Jessica has been in the tin hut now for two weeks. Joe, who visits her every three days to bring her rations, has not mentioned when she can return to the homestead. She has asked him on two previous occasions but he has simply replied, ‘Not yet.’ Now she’s vowed not to ask him again.
Joe has brought a milking cow and calf over to provide her with milk and, except for the bitter cold at night, she is reasonably comfortable. Jessica’s relationship with her father during the past couple of months has grown steadily worse and, if the truth be known, she’s grateful to be away from the lot of them.
Where the hut is located has always been one of her favourite places on the selection, situated .on the banks of a creek where the water flows most of the year. It’s still too cold for mosquitoes and the frost has killed most of the fly larvae, so surroundings are close to idyllic. Jessica knows that the conditions will deteriorate in the summer, but she expects to be back in the homestead by the time the warm weather comes.
Joe has brought her the newspapers a couple of times and she is busy re-reading each of her books yet again. Joe’s also carted in several rolls of chicken wire and instructed her to build a turkey run. ‘Keep you busy, no point in sittin’ around moping,’ he says. Jessica is increasingly heavy with child and, though she enjoys the work, her progress is slow. Carting her big belly about causes her to tire easily.

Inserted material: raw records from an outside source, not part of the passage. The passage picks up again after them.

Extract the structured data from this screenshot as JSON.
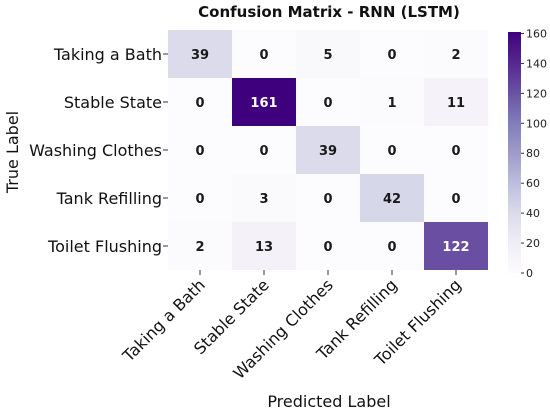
{
  "chart_data": {
    "type": "heatmap",
    "title": "Confusion Matrix - RNN (LSTM)",
    "xlabel": "Predicted Label",
    "ylabel": "True Label",
    "rows": [
      "Taking a Bath",
      "Stable State",
      "Washing Clothes",
      "Tank Refilling",
      "Toilet Flushing"
    ],
    "columns": [
      "Taking a Bath",
      "Stable State",
      "Washing Clothes",
      "Tank Refilling",
      "Toilet Flushing"
    ],
    "values": [
      [
        39,
        0,
        5,
        0,
        2
      ],
      [
        0,
        161,
        0,
        1,
        11
      ],
      [
        0,
        0,
        39,
        0,
        0
      ],
      [
        0,
        3,
        0,
        42,
        0
      ],
      [
        2,
        13,
        0,
        0,
        122
      ]
    ],
    "colormap": "Purples",
    "color_low": "#fcfbfd",
    "color_high": "#3f007d",
    "colorbar_range": [
      0,
      161
    ],
    "colorbar_ticks": [
      0,
      20,
      40,
      60,
      80,
      100,
      120,
      140,
      160
    ]
  }
}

The next three months pass without Joe once suggesting that it’s time to come home. The turkey run at the back of the hut is completed though no turkeys are in evidence. Jessica reluctantly accepts that she will remain in the tin hut until the birth of the baby, a prospect which frightens her enormously.
‘Who’s gunna help me give birth?’ she asks Joe.
‘Your mother,’ he answers brusquely, ‘she’s been reading up on it.’
‘Can’t I have the midwife, like Dr Merrick said? You know what he said about my hips an’ all?’
‘Nah, you’ll be orright, your mother’s a sensible woman.’
‘But she doesn’t know nothing about delivering babies,’ Jessica protests.
‘Why not? She’s had the two of yiz!’ Joe answers implacably.
‘Father, we can’t keep it a secret forever. Folks will know soon enough.’
‘Don’t worry your head about that. You never know what could happen, girlie.’